Der Grosse Ameisenbär (Myrmecophaga tridactyla) und das Riesengürteltier (Priodontes giganteus) scheinen zwar auf den ersten Blick sehr verschiedenartige Tierformen zu sein. Sie sind jedoch nah miteinander verwandt und werden vom Zoologen in der Ordnung der Zahnlosen (Edentata) zusammengefasst. Diese ursprüngliche Säugetier-Ordnung umfasst insgesamt vier Familien: die Ameisenbären (Myrmecophagidae) mit vier Arten, die Gürteltiere (Dasypodidae) mit etwa zwanzig Arten, die Zweifinger-Faultiere (Choloepidae) mit zwei Arten und die Dreifinger-Faultiere (Bradypodidae) mit drei Arten. Alle Vertreter der Ordnung leben in der Neuen Welt.
Die Bezeichnung «Zahnlose» ist etwas irreführend. Sie geht zurück auf fehlerhafte Vorstellungen über die Gliederung des Tierreichs aus dem 18. Jahrhundert. Tatsächlich sind nur die Ameisenbären völlig zahnlos. Das Riesengürteltier hingegen hat bis zu hundert Zähne und zählt zu den zahnreichsten Säugetieren überhaupt. Allerdings sind seine besonders kleinen Zähne wurzellos und zeigen ebenfalls deutliche Merkmale der Rückbildung.
Ausgestorbene Riesenformen
Die Ordnung der Zahnlosen hat sich vor etwa 60 Millionen Jahren in Südamerika entwickelt und war einst viel artenreicher als heute. Man kennt zehnmal mehr ausgestorbene Zahnlosen-Gattungen als lebende. Darunter befanden sich auch Tiere mit Riesenwuchs wie zum Beispiel die nashorngrossen Gürteltiere der Gattung Glyptodon. Der aussergewöhnlichste Riese war aber zweifellos das fast vier Meter grosse bodenlebende Faultier Mylodon listai, welches als Pflanzenesser die damaligen Strauchsavannen des südlichen Argentiniens bewohnte. Dieses elefantengrosse Faultier starb erst vor 10 000 bis 12 000 Jahren aus und war noch Zeitgenosse des Menschen. In einer von Menschen abgemauerten Höhle bei Ultima Esperanza in Patagonien fand man Knochen, Fellstücke und Dungreste der Tiere. Man vermutet deshalb, die Riesentiere seien von den südamerikanischen Indianern als Haustiere gehalten worden.
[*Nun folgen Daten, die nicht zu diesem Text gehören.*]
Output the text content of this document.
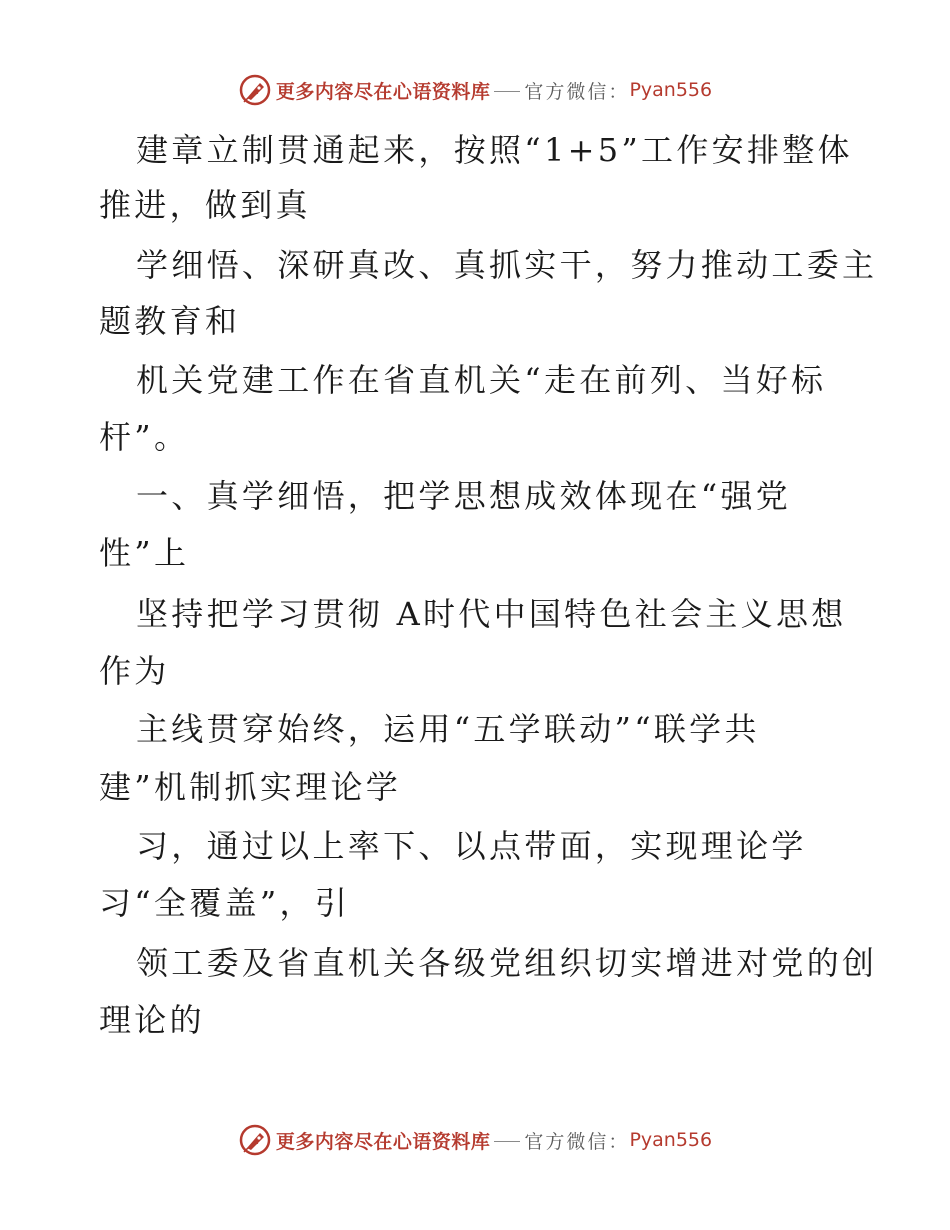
更多内容尽在心语资料库 官方微信： Pyan556
建章立制贯通起来，按照“1+5”工作安排整体
推进，做到真
学细悟、深研真改、真抓实干，努力推动工委主
题教育和
机关党建工作在省直机关“走在前列、当好标
杆”。
一、真学细悟，把学思想成效体现在“强党
性”上
坚持把学习贯彻 A时代中国特色社会主义思想
作为
主线贯穿始终，运用“五学联动”“联学共
建”机制抓实理论学
习，通过以上率下、以点带面，实现理论学
习“全覆盖”，引
领工委及省直机关各级党组织切实增进对党的创
理论的
更多内容尽在心语资料库 官方微信： Pyan556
Der Rückgang der Zahnlosen-Vielfalt in der neueren Geschichte lässt sich aus den geografischen Verhältnissen ihres Heimatkontinents verstehen: Südamerika war während vieler Jahrmillionen von Mittelamerika – und damit vom Rest der Welt – getrennt. In dieser Abgeschiedenheit hatte sich die Ordnung der Zahnlosen prächtig entfaltet. Während der jüngsten Tertiärzeit – vor einer guten Million Jahren – bildete sich dann aber die Landbrücke von Panama und ermöglichte einen Austausch der Tierwelt zwischen Süd- und Nordamerika. Nun traten die «modernen», weltweit sehr erfolgreichen Raub- und Huftiere als Fressfeinde und Nahrungskonkurrenten im Lebensraum der Zahnlosen auf und drängten diese mehr und mehr zurück. Schliesslich überlebten lediglich ein paar Spezialisten unter den «Ureinwohnern» – zum Beispiel der Grosse Ameisenbär und das Riesengürteltier.